The site's criticisms of Noi Bai and Tan Son Nhat are accurate.
Local residents and the media have repeatedly complained about the problems described by the site, but no one listened.
The problem only became relevant when a foreign website mentioned it in a survey.
The Civil Aviation Authority of Vietnam should have listened and thanked the creator of the survey, instead of questioning its integrity.

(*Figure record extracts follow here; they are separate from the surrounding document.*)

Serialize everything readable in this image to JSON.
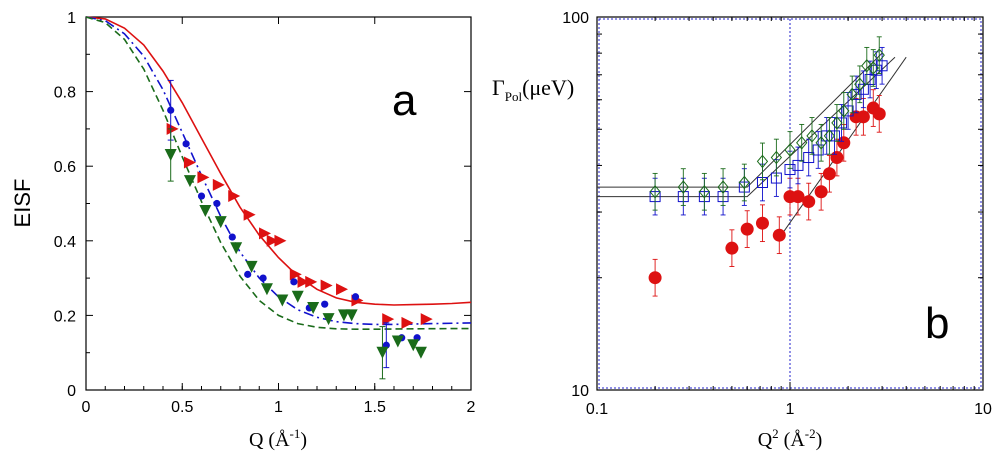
{
  "chart_data": [
    {
      "panel": "a",
      "type": "scatter",
      "title": "",
      "panel_label": "a",
      "xlabel": "Q (Å",
      "xlabel_sup": "-1",
      "xlabel_end": ")",
      "ylabel": "EISF",
      "xlim": [
        0,
        2
      ],
      "ylim": [
        0,
        1
      ],
      "x_ticks": [
        0,
        0.5,
        1,
        1.5,
        2
      ],
      "x_tick_labels": [
        "0",
        "0.5",
        "1",
        "1.5",
        "2"
      ],
      "y_ticks": [
        0,
        0.2,
        0.4,
        0.6,
        0.8,
        1
      ],
      "y_tick_labels": [
        "0",
        "0.2",
        "0.4",
        "0.6",
        "0.8",
        "1"
      ],
      "series": [
        {
          "name": "red right triangles",
          "marker": "triangle-right",
          "color": "#dd1111",
          "points": [
            [
              0.45,
              0.7
            ],
            [
              0.54,
              0.61
            ],
            [
              0.61,
              0.57
            ],
            [
              0.69,
              0.55
            ],
            [
              0.77,
              0.52
            ],
            [
              0.85,
              0.47
            ],
            [
              0.93,
              0.42
            ],
            [
              0.97,
              0.4
            ],
            [
              1.01,
              0.4
            ],
            [
              1.09,
              0.31
            ],
            [
              1.13,
              0.29
            ],
            [
              1.17,
              0.29
            ],
            [
              1.25,
              0.28
            ],
            [
              1.33,
              0.27
            ],
            [
              1.41,
              0.24
            ],
            [
              1.57,
              0.19
            ],
            [
              1.67,
              0.18
            ],
            [
              1.77,
              0.19
            ]
          ]
        },
        {
          "name": "blue circles",
          "marker": "circle",
          "color": "#1111cc",
          "points": [
            [
              0.44,
              0.75
            ],
            [
              0.52,
              0.66
            ],
            [
              0.6,
              0.52
            ],
            [
              0.68,
              0.5
            ],
            [
              0.76,
              0.41
            ],
            [
              0.84,
              0.31
            ],
            [
              0.92,
              0.3
            ],
            [
              1.08,
              0.29
            ],
            [
              1.16,
              0.22
            ],
            [
              1.24,
              0.23
            ],
            [
              1.4,
              0.25
            ],
            [
              1.56,
              0.12
            ],
            [
              1.64,
              0.14
            ],
            [
              1.72,
              0.14
            ]
          ],
          "errors": [
            [
              0.44,
              0.08
            ],
            [
              1.56,
              0.06
            ]
          ]
        },
        {
          "name": "green down triangles",
          "marker": "triangle-down",
          "color": "#1a6b1a",
          "points": [
            [
              0.44,
              0.63
            ],
            [
              0.54,
              0.56
            ],
            [
              0.62,
              0.48
            ],
            [
              0.7,
              0.45
            ],
            [
              0.78,
              0.38
            ],
            [
              0.86,
              0.33
            ],
            [
              0.94,
              0.27
            ],
            [
              1.02,
              0.24
            ],
            [
              1.1,
              0.25
            ],
            [
              1.18,
              0.22
            ],
            [
              1.26,
              0.19
            ],
            [
              1.34,
              0.2
            ],
            [
              1.38,
              0.2
            ],
            [
              1.54,
              0.1
            ],
            [
              1.62,
              0.13
            ],
            [
              1.7,
              0.12
            ],
            [
              1.74,
              0.1
            ]
          ],
          "errors": [
            [
              0.44,
              0.07
            ],
            [
              1.54,
              0.07
            ]
          ]
        }
      ],
      "curves": [
        {
          "name": "solid red fit",
          "color": "#dd1111",
          "dash": "solid",
          "points": [
            [
              0,
              1
            ],
            [
              0.1,
              0.995
            ],
            [
              0.2,
              0.97
            ],
            [
              0.3,
              0.925
            ],
            [
              0.4,
              0.855
            ],
            [
              0.5,
              0.77
            ],
            [
              0.6,
              0.675
            ],
            [
              0.7,
              0.58
            ],
            [
              0.8,
              0.49
            ],
            [
              0.9,
              0.415
            ],
            [
              1.0,
              0.355
            ],
            [
              1.1,
              0.305
            ],
            [
              1.2,
              0.27
            ],
            [
              1.3,
              0.247
            ],
            [
              1.4,
              0.235
            ],
            [
              1.5,
              0.23
            ],
            [
              1.6,
              0.228
            ],
            [
              1.7,
              0.229
            ],
            [
              1.8,
              0.23
            ],
            [
              1.9,
              0.232
            ],
            [
              2.0,
              0.235
            ]
          ]
        },
        {
          "name": "blue dash-dot fit",
          "color": "#1111cc",
          "dash": "dashdot",
          "points": [
            [
              0,
              1
            ],
            [
              0.1,
              0.99
            ],
            [
              0.2,
              0.955
            ],
            [
              0.3,
              0.895
            ],
            [
              0.4,
              0.805
            ],
            [
              0.5,
              0.69
            ],
            [
              0.6,
              0.575
            ],
            [
              0.7,
              0.465
            ],
            [
              0.8,
              0.37
            ],
            [
              0.9,
              0.3
            ],
            [
              1.0,
              0.25
            ],
            [
              1.1,
              0.215
            ],
            [
              1.2,
              0.195
            ],
            [
              1.3,
              0.183
            ],
            [
              1.4,
              0.178
            ],
            [
              1.5,
              0.176
            ],
            [
              1.6,
              0.176
            ],
            [
              1.7,
              0.177
            ],
            [
              1.8,
              0.178
            ],
            [
              2.0,
              0.18
            ]
          ]
        },
        {
          "name": "green dashed fit",
          "color": "#1a6b1a",
          "dash": "dashed",
          "points": [
            [
              0,
              1
            ],
            [
              0.1,
              0.985
            ],
            [
              0.2,
              0.94
            ],
            [
              0.3,
              0.86
            ],
            [
              0.4,
              0.75
            ],
            [
              0.5,
              0.625
            ],
            [
              0.6,
              0.505
            ],
            [
              0.7,
              0.395
            ],
            [
              0.8,
              0.305
            ],
            [
              0.9,
              0.24
            ],
            [
              1.0,
              0.2
            ],
            [
              1.1,
              0.178
            ],
            [
              1.2,
              0.168
            ],
            [
              1.3,
              0.164
            ],
            [
              1.4,
              0.163
            ],
            [
              1.5,
              0.163
            ],
            [
              1.7,
              0.164
            ],
            [
              2.0,
              0.165
            ]
          ]
        }
      ]
    },
    {
      "panel": "b",
      "type": "scatter",
      "scale": "log-log",
      "title": "",
      "panel_label": "b",
      "xlabel": "Q",
      "xlabel_sup": "2",
      "xlabel_mid": " (Å",
      "xlabel_sup2": "-2",
      "xlabel_end": ")",
      "ylabel": "Γ",
      "ylabel_sub": "Pol",
      "ylabel_end": "(μeV)",
      "xlim": [
        0.1,
        10
      ],
      "ylim": [
        10,
        100
      ],
      "x_ticks": [
        0.1,
        1,
        10
      ],
      "x_tick_labels": [
        "0.1",
        "1",
        "10"
      ],
      "y_ticks": [
        10,
        100
      ],
      "y_tick_labels": [
        "10",
        "100"
      ],
      "vline_x": 1,
      "series": [
        {
          "name": "red filled circles",
          "marker": "circle",
          "color": "#dd1111",
          "points": [
            [
              0.2,
              20
            ],
            [
              0.5,
              24
            ],
            [
              0.6,
              27
            ],
            [
              0.72,
              28
            ],
            [
              0.88,
              26
            ],
            [
              1.0,
              33
            ],
            [
              1.1,
              33
            ],
            [
              1.25,
              32
            ],
            [
              1.45,
              34
            ],
            [
              1.6,
              38
            ],
            [
              1.75,
              42
            ],
            [
              1.9,
              46
            ],
            [
              2.2,
              54
            ],
            [
              2.4,
              54
            ],
            [
              2.7,
              57
            ],
            [
              2.9,
              55
            ]
          ]
        },
        {
          "name": "blue open squares",
          "marker": "square",
          "color": "#1111cc",
          "points": [
            [
              0.2,
              33
            ],
            [
              0.28,
              33
            ],
            [
              0.36,
              33
            ],
            [
              0.45,
              33
            ],
            [
              0.58,
              35
            ],
            [
              0.72,
              36
            ],
            [
              0.85,
              37
            ],
            [
              1.0,
              39
            ],
            [
              1.1,
              40
            ],
            [
              1.25,
              42
            ],
            [
              1.4,
              44
            ],
            [
              1.55,
              48
            ],
            [
              1.7,
              48
            ],
            [
              1.85,
              52
            ],
            [
              2.0,
              56
            ],
            [
              2.2,
              62
            ],
            [
              2.4,
              64
            ],
            [
              2.6,
              68
            ],
            [
              2.8,
              72
            ],
            [
              3.0,
              74
            ]
          ]
        },
        {
          "name": "green open diamonds",
          "marker": "diamond",
          "color": "#1a6b1a",
          "points": [
            [
              0.2,
              34
            ],
            [
              0.28,
              35
            ],
            [
              0.36,
              34
            ],
            [
              0.45,
              35
            ],
            [
              0.58,
              36
            ],
            [
              0.72,
              41
            ],
            [
              0.85,
              42
            ],
            [
              1.0,
              44
            ],
            [
              1.15,
              46
            ],
            [
              1.3,
              48
            ],
            [
              1.45,
              46
            ],
            [
              1.6,
              48
            ],
            [
              1.75,
              52
            ],
            [
              1.9,
              56
            ],
            [
              2.1,
              62
            ],
            [
              2.3,
              66
            ],
            [
              2.5,
              74
            ],
            [
              2.7,
              73
            ],
            [
              2.9,
              79
            ]
          ]
        }
      ],
      "fit_lines": [
        {
          "name": "fit upper",
          "points": [
            [
              0.1,
              35
            ],
            [
              0.6,
              35
            ],
            [
              3.0,
              80
            ]
          ]
        },
        {
          "name": "fit middle",
          "points": [
            [
              0.1,
              33
            ],
            [
              0.6,
              33
            ],
            [
              3.5,
              78
            ]
          ]
        },
        {
          "name": "fit lower",
          "points": [
            [
              0.9,
              26
            ],
            [
              4.0,
              78
            ]
          ]
        }
      ]
    }
  ]
}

Proper criticism should be duly considered; even groundless criticism should be examined for its motives and causes.
We should thank these critics for sparking a national dialogue and creating newfound interest in making improvements among the nation's leadership.
When Ha Long Bay was listed as one of the New Seven Wonders of Nature by an obscure website, Vietnamese authorities welcomed the ranking as if it had come from UNESCO itself.
They even spent a great deal of money organizing ceremonies to mark the honor.
Sleeping in Airports offered us legitimate and justified criticism, but received only criticism in return.
Is this symptomatic of a larger problem?
Growing up in Vietnam, I was taught in school that those who praise us correctly are our friends and those who criticize us correctly are our teachers.
I was warned not to seek praise and not to shy away from criticism.
I've visited airports in Indonesia, Myanmar, India, Afghanistan, Iraq and Mongolia and saw they were worse than Tan Son Nhat in many ways.
The US is a country with highest number of airports--15,095 airports in total. Indonesia has 683 airports. Sleeping in Airports seems to focus on famous national hubs in a subjective manner.
Most surveys have their own ways of ranking and can’t be totally accurate or objective.
If they are right, we should take heed instead of becoming defensive and frustrated.
In order to be listed among the top ten best airports in the region, Noi Bai and Tan Son Nhat must upgrade their bathroom facilities, improve their air conditioning systems, offer effective WIFI services and make sure they have sufficient foreign exchange counters, tax refund kiosks and tourism information desks.
There should be separate areas for passengers transiting or having their flights delayed or cancelled.
The most important thing that Vietnam's airports should immediately do is raise the bar on employee conduct and professionalism. These people are diplomatic ambassadors who represent the image of the country.
The problems experienced at Vietnam's airports can all be fixed.
The question is whether or not relevant agencies want to do so or not.
The writer is an overseas Vietnamese who lives in California. The opinions expressed are his own.